This article is about an open-source SPL that can execute SQL without RDB.
SQL syntax is close to natural language, with a low learning threshold and the bonus of first-mover advantage, it soon became popular between database manufacturers and users. After years of development, SQL has become the most widely used and most mature structured data computing language.

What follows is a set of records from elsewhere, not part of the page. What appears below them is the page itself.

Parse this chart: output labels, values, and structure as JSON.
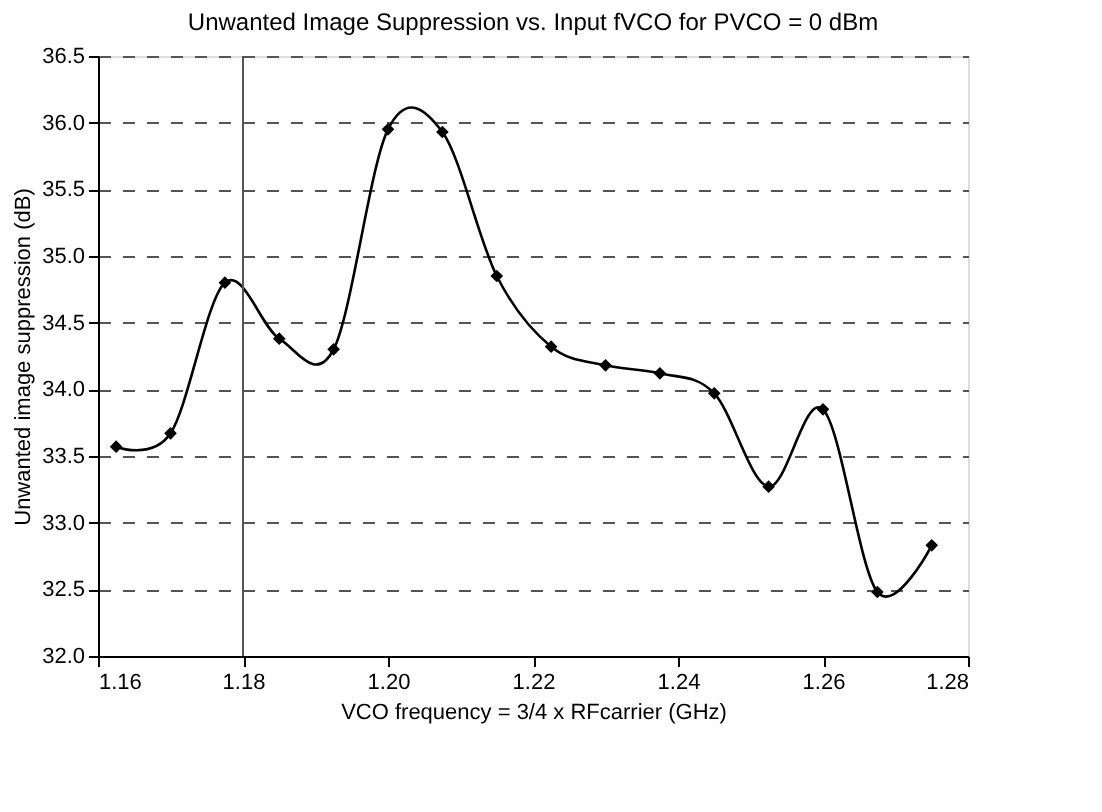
{
  "chart_data": {
    "type": "line",
    "title": "Unwanted Image Suppression vs. Input fVCO for PVCO = 0 dBm",
    "xlabel": "VCO frequency = 3/4 x RFcarrier (GHz)",
    "ylabel": "Unwanted image suppression (dB)",
    "x": [
      1.1625,
      1.17,
      1.1775,
      1.185,
      1.1925,
      1.2,
      1.2075,
      1.215,
      1.2225,
      1.23,
      1.2375,
      1.245,
      1.2525,
      1.26,
      1.2675,
      1.275
    ],
    "series": [
      {
        "color": "#000000",
        "values": [
          33.57,
          33.67,
          34.8,
          34.38,
          34.3,
          35.95,
          35.93,
          34.85,
          34.32,
          34.18,
          34.12,
          33.97,
          33.27,
          33.85,
          32.48,
          32.83
        ]
      }
    ],
    "xlim": [
      1.16,
      1.28
    ],
    "xticks": [
      {
        "value": 1.16,
        "label": "1.16"
      },
      {
        "value": 1.18,
        "label": "1.18"
      },
      {
        "value": 1.2,
        "label": "1.20"
      },
      {
        "value": 1.22,
        "label": "1.22"
      },
      {
        "value": 1.24,
        "label": "1.24"
      },
      {
        "value": 1.26,
        "label": "1.26"
      },
      {
        "value": 1.28,
        "label": "1.28"
      }
    ],
    "ylim": [
      32.0,
      36.5
    ],
    "yticks": [
      {
        "value": 32.0,
        "label": "32.0"
      },
      {
        "value": 32.5,
        "label": "32.5"
      },
      {
        "value": 33.0,
        "label": "33.0"
      },
      {
        "value": 33.5,
        "label": "33.5"
      },
      {
        "value": 34.0,
        "label": "34.0"
      },
      {
        "value": 34.5,
        "label": "34.5"
      },
      {
        "value": 35.0,
        "label": "35.0"
      },
      {
        "value": 35.5,
        "label": "35.5"
      },
      {
        "value": 36.0,
        "label": "36.0"
      },
      {
        "value": 36.5,
        "label": "36.5"
      }
    ],
    "ref_lines": [
      {
        "axis": "x",
        "value": 1.18,
        "color": "#555555",
        "line_style": "solid"
      }
    ],
    "grid": "y",
    "marker": "diamond",
    "line_style": "solid"
  }
}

However, SQL must work based on RDB, and there is no RDB in many scenarios, such as encountering CSV \ restful JSON \ MongoDB and other data sources or performing mixed calculations between these data sources, such as CSV and XLS. In these scenarios, many people will choose to hard code algorithms in high-level languages such as Java or C#, etc., which requires writing lengthy underlying functions from scratch, and the execution efficiency is difficult to guarantee. It is easy to accumulate the "code sh*t mountain" that everyone hates. Some people load data into the database and then use SQL for calculation, but the loading process is very cumbersome and the real-time performance is also very poor. Sometimes, you have to turn to ETL tools. The framework is aggravated, the risk is increased, and it is doubly troublesome to do mixed calculations.
Now, here comes esProc SPL, and these problems can be easily solved.
SPL is an open-source computing technology, which fully covers the computing power of SQL and supports a wide variety of data sources. SQL can now be used for structured data computing without RDB.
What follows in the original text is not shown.